Bei dieser Rechtfertigung ist besonders in Betracht zu ziehen, daß für einen Aktionär der Entzug des Vorrechts, Kapital in „seinem” Unternehmen investieren zu können, im allgemeinen einen schweren Eingriff in seine Mitgliedschaft bedeutet; sie muß sich daher darauf erstrecken, daß das mit der Kapitalerhöhung verfolgte Ziel auf dem normalen gesetzlichen Weg, dh mit einem Bezugsrecht für alle Aktionäre, nicht erreichbar ist (Wiedemann in Großkomm AktG, 3. Aufl, § 186 Anm 2a, c, 12b; Lutter in Kölner Komm z AktG § 186 Anm 49, 50). Der Ausschluß dieses Rechts führt stets dazu, daß der Anteil der betroffenen Aktionäre am Gesellschaftsvermögen mit dem entsprechenden Gewinnanteil und Liquidationsanteil mindestens relativ absinkt; zugleich verschieben sich die Stimmrechtsquoten, und zwar entweder zu Lasten aller Aktionäre, wenn nur Außenstehende bezugsberechtigt sind, oder bereits im Verhältnis der bisherigen Aktionäre untereinander, wenn sich – wie im vorliegenden Fall – das Bezugsrecht auf einen oder einen Teil von ihnen beschränkt. Das kann sich unter Umständen als Verlust einer Sperrminorität oder sogar von Minderheitsrechten, wie sie zB in § 93 Abs 4 Satz 3, § 142 Abs 2, § 147 Abs 1 oder § 309 Abs 3 AktG bestimmt sind, auswirken. Auf der anderen Seite kann die Gesellschaft bei Zuteilung der neuen Aktien an einen Großaktionär – wie hier die W. AG – von diesem abhängig werden oder eine schon bestehende Abhängigkeit sich noch verstärken. Das kann wiederum für die nicht bezugsberechtigten Aktionäre einen Kursverlust zur Folge haben. Aber auch sonst erleiden die vom Bezugsrecht ausgeschlossenen Aktionäre häufig insofern einen erheblichen wirtschaftlichen Nachteil, als der innere Wert ihrer Beteiligung, je nach den Ausgabebedingungen für die neuen Aktien, verwässert wird, ohne daß sie hierfür in Gestalt des Bezugsrechts einen unmittelbaren Ausgleich erhalten.

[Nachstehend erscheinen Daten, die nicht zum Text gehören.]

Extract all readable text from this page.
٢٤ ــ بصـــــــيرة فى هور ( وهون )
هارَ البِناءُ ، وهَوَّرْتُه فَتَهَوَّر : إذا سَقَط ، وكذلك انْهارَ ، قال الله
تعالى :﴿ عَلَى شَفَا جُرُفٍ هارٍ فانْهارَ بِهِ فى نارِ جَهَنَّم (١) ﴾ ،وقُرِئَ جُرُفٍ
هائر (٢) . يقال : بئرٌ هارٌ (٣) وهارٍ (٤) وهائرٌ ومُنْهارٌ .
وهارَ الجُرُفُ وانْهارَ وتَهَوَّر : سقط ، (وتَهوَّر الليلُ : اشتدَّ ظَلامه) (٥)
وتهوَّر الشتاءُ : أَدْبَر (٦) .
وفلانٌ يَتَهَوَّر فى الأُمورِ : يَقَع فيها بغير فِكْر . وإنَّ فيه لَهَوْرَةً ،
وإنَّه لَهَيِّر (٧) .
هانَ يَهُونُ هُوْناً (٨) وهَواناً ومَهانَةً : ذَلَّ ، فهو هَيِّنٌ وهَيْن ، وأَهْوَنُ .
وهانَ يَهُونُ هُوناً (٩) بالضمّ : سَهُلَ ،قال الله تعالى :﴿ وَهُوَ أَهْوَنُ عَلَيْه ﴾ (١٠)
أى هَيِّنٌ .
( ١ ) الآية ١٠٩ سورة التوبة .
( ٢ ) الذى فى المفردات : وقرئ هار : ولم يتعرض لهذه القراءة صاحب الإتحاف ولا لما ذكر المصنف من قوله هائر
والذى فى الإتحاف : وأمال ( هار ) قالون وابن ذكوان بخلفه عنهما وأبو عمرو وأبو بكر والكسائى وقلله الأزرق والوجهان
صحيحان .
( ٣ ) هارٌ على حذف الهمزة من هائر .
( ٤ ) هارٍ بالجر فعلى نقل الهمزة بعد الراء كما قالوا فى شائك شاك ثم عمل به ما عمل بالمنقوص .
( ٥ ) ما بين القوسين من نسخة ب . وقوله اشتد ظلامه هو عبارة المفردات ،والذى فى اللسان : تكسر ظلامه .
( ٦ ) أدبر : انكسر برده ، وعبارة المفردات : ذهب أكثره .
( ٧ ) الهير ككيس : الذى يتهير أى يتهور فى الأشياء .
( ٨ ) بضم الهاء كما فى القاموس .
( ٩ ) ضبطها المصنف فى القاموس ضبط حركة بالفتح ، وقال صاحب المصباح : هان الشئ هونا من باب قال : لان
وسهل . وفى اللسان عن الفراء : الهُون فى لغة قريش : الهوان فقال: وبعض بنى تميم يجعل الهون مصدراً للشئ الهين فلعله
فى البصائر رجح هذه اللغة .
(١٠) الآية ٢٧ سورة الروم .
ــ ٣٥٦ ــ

Diese Gesichtspunkte machen es notwendig, für jeden Bezugsrechtsausschluß eine besondere sachliche Begründung zu fordern, an die umso strengere Anforderungen zu stellen sind, je schwerer der Eingriff in die mitgliedschaftsrechtliche und vermögensrechtliche Stellung der ausgeschlossenen Aktionäre wiegt. Insofern liegt es hier anders als bei der Einführung eines Höchststimmrechts nach § 134 Abs 1 Satz 2 AktG, bei der schon der Gesetzgeber die notwendige Abwägung zwischen den Belangen etwa betroffener Aktionäre und dem Interesse der Gesellschaft an einer Abwehr gefährlicher Machteinflüsse von innen oder außen vorweggenommen und diesem den Vorrang eingeräumt hat (vgl Urt d Sen v 19.12.77 – II ZR 136/76, NJW 1978, 540). Demgegenüber hängt es bei einem Bezugsrechtsausschluß, der im Unterschied zur Stimmrechtsbeschränkung die Machtverhältnisse in der Gesellschaft gerade zu Lasten einer Minderheit wesentlich verändern und vor allem auch beträchtliche Vermögensnachteile für die betroffenen Aktionäre zur Folge haben kann, entscheidend von den jeweiligen tatsächlichen Umständen ab, ob der damit verbundene Eingriff in die Rechtsstellung der ausgeschlossenen Aktionäre im Interesse der Gesellschaft in Kauf zu nehmen ist.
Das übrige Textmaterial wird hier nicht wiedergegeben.